Of course, no place on Earth can
match Europa’s true conditions. “That’s why my colleague Robert Carlson
and I have built what we call Europa-in-a-can, here in our lab,” Hand
explains. “It replicates low-temperature, low-pressure, high-radiation
environments, so we can study the chemical processes and dynamics that
may drive what we’ll see on distant worlds.” Their experiments also help
interpret data gained from the Galileo mission, and inform the design
of future missions and instruments.
“The
fundamental questions we’re trying to answer are questions humanity has
asked ever since we first gazed into the night sky: What is life and
could it exist out there beyond Earth? I want to know if DNA is the only
game in town. Are there different biochemical pathways that could lead
to other kinds of life?
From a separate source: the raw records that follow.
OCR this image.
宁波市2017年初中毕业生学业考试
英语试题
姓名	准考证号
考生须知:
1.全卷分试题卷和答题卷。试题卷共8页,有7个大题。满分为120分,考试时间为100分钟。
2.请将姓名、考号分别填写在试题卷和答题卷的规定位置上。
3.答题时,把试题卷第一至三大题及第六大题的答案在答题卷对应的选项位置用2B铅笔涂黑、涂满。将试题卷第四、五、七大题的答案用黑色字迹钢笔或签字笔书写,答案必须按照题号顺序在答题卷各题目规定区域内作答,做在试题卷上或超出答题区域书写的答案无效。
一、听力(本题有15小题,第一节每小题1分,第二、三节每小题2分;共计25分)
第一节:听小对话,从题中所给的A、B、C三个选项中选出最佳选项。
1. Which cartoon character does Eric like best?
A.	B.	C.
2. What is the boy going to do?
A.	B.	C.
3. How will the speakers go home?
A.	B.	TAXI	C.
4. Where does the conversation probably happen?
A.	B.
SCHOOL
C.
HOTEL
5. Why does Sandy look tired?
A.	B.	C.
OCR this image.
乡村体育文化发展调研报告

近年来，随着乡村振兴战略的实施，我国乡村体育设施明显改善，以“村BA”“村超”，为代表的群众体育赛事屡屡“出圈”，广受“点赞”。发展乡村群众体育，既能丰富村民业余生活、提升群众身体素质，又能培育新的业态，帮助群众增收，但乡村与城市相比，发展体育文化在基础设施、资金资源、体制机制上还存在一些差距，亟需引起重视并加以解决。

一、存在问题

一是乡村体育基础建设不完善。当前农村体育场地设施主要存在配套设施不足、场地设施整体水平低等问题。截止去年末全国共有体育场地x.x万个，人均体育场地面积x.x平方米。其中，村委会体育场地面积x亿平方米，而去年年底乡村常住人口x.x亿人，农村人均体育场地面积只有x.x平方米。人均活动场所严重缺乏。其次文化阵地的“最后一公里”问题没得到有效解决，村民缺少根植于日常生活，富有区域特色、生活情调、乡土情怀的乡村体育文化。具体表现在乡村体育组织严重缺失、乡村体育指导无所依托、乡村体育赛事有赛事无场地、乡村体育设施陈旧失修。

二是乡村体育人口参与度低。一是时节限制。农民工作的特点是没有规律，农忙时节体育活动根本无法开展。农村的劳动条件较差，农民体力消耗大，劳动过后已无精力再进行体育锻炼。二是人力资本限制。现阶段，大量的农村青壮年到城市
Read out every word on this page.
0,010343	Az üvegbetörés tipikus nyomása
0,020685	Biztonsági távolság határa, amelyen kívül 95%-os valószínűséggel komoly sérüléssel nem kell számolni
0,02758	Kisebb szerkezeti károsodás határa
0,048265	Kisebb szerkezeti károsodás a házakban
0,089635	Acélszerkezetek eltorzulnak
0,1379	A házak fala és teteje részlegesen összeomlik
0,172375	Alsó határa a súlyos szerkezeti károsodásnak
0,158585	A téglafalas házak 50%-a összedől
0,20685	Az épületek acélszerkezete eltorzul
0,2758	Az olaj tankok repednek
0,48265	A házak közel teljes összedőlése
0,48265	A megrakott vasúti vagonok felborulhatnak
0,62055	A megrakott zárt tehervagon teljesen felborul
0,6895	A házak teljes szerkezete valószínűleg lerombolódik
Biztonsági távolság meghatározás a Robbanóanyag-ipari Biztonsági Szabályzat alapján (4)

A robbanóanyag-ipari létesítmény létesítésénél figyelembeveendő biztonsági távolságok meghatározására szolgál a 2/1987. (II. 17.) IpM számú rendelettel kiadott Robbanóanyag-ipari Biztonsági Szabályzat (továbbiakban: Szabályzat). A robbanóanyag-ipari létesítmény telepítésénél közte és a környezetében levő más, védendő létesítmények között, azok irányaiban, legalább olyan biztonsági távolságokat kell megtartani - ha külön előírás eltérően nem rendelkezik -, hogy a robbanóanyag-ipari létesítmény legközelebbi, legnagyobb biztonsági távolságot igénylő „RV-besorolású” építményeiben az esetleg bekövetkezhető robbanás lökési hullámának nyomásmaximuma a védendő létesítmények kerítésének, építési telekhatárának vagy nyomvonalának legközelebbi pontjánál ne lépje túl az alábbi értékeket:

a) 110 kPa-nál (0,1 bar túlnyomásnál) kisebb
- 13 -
That’s at the heart of why I want to go to
Europa—to find something living in that ocean we can poke at and use to
understand and define life in a much more comprehensive way.”
For
someone focused on a world millions of miles away, Hand is remarkably
engaged in his own planet’s problems. “When I think about the desire to
connect with life elsewhere in the universe, it gives me an incredible
sense of the fragility of life here on Earth and how crucial it is to
protect our collective home.” This led him to found Cosmos Education, a
nonprofit working to advance critical thinking skills and empower some
of Africa’s poorest children through science, health, and environmental
education. “You can do all kinds of fun experiments with everyday items;
you don’t need elaborate resources. The activities we bring into
schools can be easily reproduced with materials found right in their
villages. We also do a lot of mentoring and career counseling. Our local
teams are made up of African engineers, teachers, scientists, health
activists, and development leaders who are amazing role models. We want
to inspire the next generation of great teachers, doctors, lawyers, and
politicians.”
Hand speaks from experience. His
own inspiration to study planetary science came in part from an engaging
elementary school science teacher and growing up under clear night
skies in Vermont. “Our complex industrial, technological society has
really disconnected us from the stars above. We need to remember to
stop, look up, and let the wonder take over.”